O levantamento indica que a região metropolitana de Curitiba (RMC) vai ter quase 5 milhões de habitantes, trazendo desafios inéditos para o planejamento urbano e ambiental do estado. A população da RMC deve aumentar em 930 mil habitantes entre 2010 e 2020, mas Curitiba deve crescer apenas 37 mil no mesmo período.

A RMC pode passar de oitava grande conurbação brasileira para uma das cinco maiores do país. As projeções do Ipardes apontam que em todas as regiões paranaenses, com exceção da RMC, haverá decréscimo de população. Mesmo o crescimento da região metropolitana de Curitiba não é mais tão intenso como já foi. De 4,95% ao ano na década de 70, passou para 2,84% nos anos 80 e para 3,13% em 90. Já as projeções para 2010 e 2020 indicam aumento anual de 2,74% e 2,11%, respectivamente. Mesmo com a desaceleração, a região metropolitana de Curitiba é a que mais vai crescer no país.

Das 26 cidades que compõem a RMC, apenas 12 serão responsáveis pela explosão demográfica. Campo Largo deve crescer, em números absolutos, menos do que Curitiba. Araucária vai dobrar, Campina Grande do Sul vai triplicar, Almirante Tamandaré terá 100 mil habitantes a mais e Campo Magro terá o tamanho atual de Fazenda Rio Grande, que por sua vez vai ser maior que Maringá. São José dos Pinhais continuará sendo a segunda maior cidade da região, só que com o dobro da população, assim como Quatro Barras e Colombo, que também vão duplicar. Piraquara irá passar – e muito – Pinhais, ficando logo atrás de São José dos Pinhais no ranking de população da região. Já Pinhais deve cair da terceira para a sétima posição.

"Projeção não é destino e tem de ser reavaliada sempre", destaca a coordenadora da pesquisa, Marisa Magalhães. A contagem que IBGE está realizando em todos os municípios com menos de 170 mil habitantes pode alterar a tendência de composição dos pequenos municípios.

A pesquisadora enfatiza que as alterações nos fatores usados para calcular a população são freqüentes. Tanto que o Paraná reverteu a tendência de esvaziamento marcada pela debandada de paranaenses, nas décadas de 70 e 80, para os estados de Mato Grosso, Mato Grosso do Sul e de Rondônia. "O estado não está mais perdendo tanta população, mas ainda está com saldo negativo, embora próximo de zero, nas trocas com outras unidades da federação", destaca. Além das migrações, as taxas de natalidade e de mortalidade e o aumento da expectativa de vida são variáveis exploradas pelo Ipardes.

Fatores

A queda no número de filhos por mulher é um dos principais motivos que vai fazer a população paranaense, em geral, crescer em ritmo mais lento. "As famílias continuam diminuindo o tamanho da prole e passamos de quase cinco filhos na década de 70 para 1,9 filho por mulher atualmente. E os dados mais recentes continuam indicando uma queda muito maior do que os demógrafos poderiam prever", avalia a pesquisadora.

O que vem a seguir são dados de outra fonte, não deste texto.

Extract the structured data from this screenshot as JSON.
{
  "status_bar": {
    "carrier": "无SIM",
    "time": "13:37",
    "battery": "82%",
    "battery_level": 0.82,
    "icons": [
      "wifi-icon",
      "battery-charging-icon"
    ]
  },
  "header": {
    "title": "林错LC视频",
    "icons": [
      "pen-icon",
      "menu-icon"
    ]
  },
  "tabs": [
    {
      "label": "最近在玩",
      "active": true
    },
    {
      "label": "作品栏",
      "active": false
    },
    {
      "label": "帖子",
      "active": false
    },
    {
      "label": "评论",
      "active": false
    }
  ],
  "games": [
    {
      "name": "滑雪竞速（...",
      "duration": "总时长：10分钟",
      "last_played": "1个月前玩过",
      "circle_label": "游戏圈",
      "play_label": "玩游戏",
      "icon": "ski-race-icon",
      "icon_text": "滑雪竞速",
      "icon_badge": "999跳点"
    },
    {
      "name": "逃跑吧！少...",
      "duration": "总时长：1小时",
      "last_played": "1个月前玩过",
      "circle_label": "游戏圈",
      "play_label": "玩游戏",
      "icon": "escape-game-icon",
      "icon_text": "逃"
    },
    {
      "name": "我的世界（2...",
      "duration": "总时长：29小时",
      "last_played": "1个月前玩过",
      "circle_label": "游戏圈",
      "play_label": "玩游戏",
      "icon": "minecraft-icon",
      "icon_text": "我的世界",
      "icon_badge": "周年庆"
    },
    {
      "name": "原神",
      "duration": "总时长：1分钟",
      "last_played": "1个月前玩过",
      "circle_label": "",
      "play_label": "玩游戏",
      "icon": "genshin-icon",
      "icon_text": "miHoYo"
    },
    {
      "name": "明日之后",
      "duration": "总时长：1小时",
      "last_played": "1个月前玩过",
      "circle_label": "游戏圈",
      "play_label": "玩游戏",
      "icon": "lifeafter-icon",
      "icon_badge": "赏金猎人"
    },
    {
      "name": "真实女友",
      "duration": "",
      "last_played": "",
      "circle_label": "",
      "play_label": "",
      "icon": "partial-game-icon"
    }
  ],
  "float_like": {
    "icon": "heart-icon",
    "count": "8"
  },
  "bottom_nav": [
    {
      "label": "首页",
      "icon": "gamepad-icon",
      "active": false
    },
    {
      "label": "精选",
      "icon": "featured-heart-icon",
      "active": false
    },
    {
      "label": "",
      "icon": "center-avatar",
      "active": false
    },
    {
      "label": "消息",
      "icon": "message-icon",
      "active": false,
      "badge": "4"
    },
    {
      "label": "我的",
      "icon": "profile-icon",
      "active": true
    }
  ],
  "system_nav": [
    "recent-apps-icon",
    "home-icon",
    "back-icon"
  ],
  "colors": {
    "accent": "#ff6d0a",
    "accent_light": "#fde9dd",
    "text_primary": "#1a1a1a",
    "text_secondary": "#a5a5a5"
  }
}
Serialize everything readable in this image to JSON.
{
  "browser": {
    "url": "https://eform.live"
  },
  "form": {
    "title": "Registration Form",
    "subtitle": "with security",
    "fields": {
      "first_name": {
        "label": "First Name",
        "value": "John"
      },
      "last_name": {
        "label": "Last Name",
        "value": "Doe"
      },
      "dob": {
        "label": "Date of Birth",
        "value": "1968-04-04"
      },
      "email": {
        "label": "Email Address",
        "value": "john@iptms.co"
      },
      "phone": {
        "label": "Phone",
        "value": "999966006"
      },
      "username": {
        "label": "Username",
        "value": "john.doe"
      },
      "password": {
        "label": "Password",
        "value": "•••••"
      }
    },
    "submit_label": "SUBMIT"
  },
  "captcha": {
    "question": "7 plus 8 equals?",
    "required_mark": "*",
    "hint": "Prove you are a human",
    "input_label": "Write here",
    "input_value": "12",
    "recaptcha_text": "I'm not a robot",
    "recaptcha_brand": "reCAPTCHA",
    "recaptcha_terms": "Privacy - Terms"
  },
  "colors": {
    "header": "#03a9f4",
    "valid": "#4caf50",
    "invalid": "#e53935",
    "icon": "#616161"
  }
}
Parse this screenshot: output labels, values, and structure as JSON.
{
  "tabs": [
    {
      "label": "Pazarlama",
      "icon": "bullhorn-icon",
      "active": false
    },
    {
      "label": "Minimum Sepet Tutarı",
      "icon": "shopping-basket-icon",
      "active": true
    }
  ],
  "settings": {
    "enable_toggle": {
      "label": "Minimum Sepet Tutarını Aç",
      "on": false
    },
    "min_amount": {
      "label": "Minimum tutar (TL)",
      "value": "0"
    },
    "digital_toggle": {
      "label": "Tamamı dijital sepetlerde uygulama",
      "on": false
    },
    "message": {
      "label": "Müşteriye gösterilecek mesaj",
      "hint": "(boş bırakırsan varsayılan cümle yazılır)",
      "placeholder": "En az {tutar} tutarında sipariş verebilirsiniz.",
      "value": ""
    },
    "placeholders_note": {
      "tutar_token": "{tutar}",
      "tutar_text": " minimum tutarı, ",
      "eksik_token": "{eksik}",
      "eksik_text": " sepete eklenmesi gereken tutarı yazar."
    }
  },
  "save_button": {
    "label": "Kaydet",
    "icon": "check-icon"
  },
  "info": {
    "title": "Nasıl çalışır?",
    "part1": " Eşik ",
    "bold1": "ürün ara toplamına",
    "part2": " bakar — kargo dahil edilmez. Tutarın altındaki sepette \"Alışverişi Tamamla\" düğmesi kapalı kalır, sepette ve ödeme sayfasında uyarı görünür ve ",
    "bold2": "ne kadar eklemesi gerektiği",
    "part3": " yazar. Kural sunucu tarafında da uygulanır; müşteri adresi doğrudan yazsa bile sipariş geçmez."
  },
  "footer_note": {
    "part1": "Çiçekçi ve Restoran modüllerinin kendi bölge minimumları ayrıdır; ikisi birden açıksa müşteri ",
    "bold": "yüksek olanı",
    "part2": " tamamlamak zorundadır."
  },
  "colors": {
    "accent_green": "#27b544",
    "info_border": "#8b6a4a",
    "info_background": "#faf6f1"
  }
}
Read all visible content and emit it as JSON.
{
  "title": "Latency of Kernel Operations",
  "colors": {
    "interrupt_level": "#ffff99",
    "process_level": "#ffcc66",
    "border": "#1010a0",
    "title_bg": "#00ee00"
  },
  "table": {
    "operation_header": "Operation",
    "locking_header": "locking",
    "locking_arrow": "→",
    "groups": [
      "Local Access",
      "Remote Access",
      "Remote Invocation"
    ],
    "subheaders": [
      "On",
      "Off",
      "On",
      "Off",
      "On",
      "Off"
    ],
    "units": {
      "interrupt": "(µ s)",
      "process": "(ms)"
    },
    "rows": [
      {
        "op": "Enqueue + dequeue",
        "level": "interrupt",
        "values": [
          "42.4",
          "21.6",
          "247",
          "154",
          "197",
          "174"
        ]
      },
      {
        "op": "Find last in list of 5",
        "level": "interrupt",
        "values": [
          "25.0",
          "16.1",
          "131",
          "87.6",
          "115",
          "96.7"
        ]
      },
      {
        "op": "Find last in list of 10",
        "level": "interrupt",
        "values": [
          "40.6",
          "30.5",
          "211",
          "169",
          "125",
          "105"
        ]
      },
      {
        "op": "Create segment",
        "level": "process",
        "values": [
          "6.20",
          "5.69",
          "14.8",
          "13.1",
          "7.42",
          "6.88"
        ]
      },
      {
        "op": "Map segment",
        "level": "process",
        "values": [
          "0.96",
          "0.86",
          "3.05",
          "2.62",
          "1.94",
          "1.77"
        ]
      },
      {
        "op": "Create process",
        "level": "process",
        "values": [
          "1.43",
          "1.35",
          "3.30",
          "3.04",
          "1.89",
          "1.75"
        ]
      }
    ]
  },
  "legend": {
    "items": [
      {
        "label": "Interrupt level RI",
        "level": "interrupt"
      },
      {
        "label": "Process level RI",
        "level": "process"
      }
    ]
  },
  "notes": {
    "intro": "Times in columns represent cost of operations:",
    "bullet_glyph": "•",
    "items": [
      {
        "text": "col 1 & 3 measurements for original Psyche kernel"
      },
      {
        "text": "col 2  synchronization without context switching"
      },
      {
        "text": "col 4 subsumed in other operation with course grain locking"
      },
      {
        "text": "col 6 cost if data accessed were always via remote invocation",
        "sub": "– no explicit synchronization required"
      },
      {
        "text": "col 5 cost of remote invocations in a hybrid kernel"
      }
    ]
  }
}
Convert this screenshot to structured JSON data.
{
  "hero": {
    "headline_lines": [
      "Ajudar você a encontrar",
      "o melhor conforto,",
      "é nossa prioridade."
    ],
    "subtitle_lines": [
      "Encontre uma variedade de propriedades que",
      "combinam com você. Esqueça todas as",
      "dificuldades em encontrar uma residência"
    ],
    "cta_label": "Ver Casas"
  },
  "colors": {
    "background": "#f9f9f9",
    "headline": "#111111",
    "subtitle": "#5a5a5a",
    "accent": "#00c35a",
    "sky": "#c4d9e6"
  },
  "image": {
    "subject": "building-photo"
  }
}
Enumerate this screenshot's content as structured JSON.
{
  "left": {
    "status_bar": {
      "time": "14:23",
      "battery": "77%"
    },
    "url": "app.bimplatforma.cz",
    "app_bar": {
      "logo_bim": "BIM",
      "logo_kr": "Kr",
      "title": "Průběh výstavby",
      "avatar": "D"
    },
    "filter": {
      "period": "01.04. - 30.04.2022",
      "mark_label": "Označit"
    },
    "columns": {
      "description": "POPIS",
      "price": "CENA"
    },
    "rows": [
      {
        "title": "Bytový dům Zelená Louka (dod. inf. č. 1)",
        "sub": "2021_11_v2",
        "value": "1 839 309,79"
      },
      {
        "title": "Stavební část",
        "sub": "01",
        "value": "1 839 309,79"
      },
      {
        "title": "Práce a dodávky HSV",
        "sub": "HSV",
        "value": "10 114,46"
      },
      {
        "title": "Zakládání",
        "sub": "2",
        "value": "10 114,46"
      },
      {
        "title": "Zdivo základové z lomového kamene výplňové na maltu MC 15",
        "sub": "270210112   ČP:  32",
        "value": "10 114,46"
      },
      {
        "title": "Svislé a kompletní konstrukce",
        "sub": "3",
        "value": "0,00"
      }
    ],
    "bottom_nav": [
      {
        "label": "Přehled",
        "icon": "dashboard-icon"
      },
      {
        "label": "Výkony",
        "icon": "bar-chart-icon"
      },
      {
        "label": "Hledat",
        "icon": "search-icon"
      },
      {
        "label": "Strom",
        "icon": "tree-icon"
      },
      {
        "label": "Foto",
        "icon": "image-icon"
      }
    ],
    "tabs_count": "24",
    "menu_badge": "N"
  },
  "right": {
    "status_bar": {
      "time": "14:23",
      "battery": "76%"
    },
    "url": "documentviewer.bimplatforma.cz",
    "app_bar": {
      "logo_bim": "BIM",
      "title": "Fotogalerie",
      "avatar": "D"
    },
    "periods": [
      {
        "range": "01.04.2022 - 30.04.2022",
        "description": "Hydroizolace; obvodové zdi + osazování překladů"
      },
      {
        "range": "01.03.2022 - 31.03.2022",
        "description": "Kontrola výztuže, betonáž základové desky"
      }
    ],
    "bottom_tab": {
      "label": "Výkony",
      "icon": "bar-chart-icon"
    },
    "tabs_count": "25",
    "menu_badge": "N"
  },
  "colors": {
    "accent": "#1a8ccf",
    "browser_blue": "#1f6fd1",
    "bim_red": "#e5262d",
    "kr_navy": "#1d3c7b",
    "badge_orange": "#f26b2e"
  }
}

Marisa faz questão de frisar que, por mais que as projeções sejam baseadas em metodologias científicas, elas não são à prova de falhas ou verdades absolutas. A superpopulação da RMC pode não se confirmar. "Basta lembrar o que aconteceu em São Paulo. A tendência, com base no crescimento exorbitante das décadas de 70 e 80, indicava que a região metropolitana paulista suplantaria Tóquio e não foi o que aconteceu", salienta.

Com o inchaço das cidades que circundam Curitiba, o número de municípios com mais de 170 mil habitantes no Paraná deve passar dos atuais oito para treze. A tendência continua sendo de esvaziamento nas pequenas cidades e de concentração em pólos. Mas não é uma estimativa generalizada, já que alguns municípios devem crescer por causa de desenvolvimento econômico regional.